À l’approche des élections législatives du 2 juillet, la course aux candidatures s’intensifie. Mais derrière cette dynamique, une inquiétude majeure s’installe : le risque d’exclusion de candidats au titre de l’article 200 de la loi électorale.
Dans ce contexte, les partis politiques avancent avec prudence. L’enjeu est de taille : éviter toute invalidation des listes à un stade avancé du processus. Résultat, la sélection se durcit. Les formations privilégient désormais des profils jugés irréprochables, alliant compétence, intégrité morale et ancrage politique.
Le Front de libération nationale (FLN) a ouvert, du 21 au 23 avril, la phase d’examen des dossiers. Une étape organisée au niveau local et de wilaya, avant une validation finale au sommet. Pour la première fois, le parti adopte un dispositif de sélection à plusieurs niveaux, soit local, régional et central, encadré par des commissions chargées d’un tri rigoureux des candidatures.
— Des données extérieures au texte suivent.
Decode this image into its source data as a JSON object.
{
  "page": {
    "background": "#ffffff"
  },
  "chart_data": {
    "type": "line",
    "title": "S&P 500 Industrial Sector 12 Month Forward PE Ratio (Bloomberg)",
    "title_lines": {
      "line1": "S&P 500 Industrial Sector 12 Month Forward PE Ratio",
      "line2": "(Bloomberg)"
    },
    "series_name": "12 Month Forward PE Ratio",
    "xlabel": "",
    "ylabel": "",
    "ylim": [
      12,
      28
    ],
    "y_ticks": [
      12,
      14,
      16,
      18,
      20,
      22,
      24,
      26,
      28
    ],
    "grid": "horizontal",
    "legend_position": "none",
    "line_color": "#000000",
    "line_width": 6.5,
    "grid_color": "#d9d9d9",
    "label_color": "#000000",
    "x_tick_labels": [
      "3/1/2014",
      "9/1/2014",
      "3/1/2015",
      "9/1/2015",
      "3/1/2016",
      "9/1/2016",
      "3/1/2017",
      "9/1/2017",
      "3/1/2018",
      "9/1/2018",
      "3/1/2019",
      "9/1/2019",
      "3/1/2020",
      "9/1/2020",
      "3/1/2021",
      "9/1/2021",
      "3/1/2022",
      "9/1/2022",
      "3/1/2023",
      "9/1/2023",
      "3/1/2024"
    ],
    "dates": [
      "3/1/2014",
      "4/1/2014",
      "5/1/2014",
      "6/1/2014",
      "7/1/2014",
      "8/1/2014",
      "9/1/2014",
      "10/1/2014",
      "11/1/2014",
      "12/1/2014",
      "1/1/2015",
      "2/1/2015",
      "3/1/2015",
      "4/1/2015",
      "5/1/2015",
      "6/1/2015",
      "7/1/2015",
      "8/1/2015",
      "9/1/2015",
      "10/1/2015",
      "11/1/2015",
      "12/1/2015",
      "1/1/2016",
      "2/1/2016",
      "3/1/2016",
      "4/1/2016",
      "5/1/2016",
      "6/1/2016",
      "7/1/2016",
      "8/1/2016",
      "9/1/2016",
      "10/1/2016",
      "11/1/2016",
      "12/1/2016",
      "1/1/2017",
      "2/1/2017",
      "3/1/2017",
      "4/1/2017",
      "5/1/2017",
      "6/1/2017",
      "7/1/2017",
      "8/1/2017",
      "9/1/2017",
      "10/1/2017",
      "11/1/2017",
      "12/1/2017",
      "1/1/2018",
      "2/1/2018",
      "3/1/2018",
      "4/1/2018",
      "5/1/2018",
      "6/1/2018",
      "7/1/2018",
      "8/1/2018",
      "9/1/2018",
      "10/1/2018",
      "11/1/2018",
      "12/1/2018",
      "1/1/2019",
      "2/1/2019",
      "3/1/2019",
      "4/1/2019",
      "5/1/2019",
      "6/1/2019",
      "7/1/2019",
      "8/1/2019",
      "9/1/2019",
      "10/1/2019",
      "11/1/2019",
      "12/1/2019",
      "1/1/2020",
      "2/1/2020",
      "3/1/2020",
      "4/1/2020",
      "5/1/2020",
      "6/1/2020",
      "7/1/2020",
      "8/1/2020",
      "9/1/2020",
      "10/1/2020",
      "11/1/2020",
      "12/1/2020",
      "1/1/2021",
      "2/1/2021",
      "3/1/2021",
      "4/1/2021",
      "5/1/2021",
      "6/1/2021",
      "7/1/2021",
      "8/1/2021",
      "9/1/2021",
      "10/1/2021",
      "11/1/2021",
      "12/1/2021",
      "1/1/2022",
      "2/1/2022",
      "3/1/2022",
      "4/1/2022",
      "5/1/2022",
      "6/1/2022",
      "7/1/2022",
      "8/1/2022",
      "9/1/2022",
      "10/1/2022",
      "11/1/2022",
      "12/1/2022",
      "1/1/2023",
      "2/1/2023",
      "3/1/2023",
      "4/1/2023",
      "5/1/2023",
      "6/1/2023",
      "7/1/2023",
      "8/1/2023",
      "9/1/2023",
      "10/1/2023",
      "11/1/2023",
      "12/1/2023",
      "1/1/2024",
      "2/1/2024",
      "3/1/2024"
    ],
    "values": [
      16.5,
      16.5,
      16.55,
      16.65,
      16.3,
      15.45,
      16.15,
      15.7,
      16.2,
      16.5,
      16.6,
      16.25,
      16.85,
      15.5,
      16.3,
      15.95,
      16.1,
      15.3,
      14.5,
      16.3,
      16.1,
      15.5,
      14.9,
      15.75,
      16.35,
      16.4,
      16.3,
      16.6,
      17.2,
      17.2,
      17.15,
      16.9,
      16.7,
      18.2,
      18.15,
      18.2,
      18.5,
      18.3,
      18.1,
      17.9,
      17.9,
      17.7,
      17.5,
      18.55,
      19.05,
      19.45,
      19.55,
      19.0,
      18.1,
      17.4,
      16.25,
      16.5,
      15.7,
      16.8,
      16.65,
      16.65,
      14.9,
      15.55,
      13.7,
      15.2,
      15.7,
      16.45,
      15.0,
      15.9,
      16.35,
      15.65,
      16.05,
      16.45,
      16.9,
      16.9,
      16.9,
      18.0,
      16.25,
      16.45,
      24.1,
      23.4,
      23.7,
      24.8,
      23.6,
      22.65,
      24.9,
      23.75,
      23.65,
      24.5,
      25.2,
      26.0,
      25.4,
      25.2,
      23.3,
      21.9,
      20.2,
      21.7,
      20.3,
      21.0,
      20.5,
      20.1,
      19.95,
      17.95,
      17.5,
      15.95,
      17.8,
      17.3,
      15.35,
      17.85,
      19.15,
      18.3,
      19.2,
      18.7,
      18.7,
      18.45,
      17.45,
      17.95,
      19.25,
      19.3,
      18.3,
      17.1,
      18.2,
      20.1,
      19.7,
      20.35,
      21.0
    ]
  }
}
Une fois cette phase achevée, les listes seront centralisées puis arbitrées avant leur dépôt auprès de l’Autorité nationale indépendante des élections (Anie).
En interne, le FLN impose des critères stricts : représentation accrue des jeunes et des femmes, niveau d’instruction requis, équilibre territorial et, surtout, exigence d’intégrité. Toute suspicion liée à l’argent sale constitue un motif d’exclusion.
Même ligne de conduite au Rassemblement national démocratique (RND), qui mise sur un renouvellement de ses élites. Le parti appelle notamment les jeunes de moins de 40 ans, dotés d’une crédibilité sur le terrain, à se porter candidats. Les dossiers seront, là aussi, examinés minutieusement au niveau central.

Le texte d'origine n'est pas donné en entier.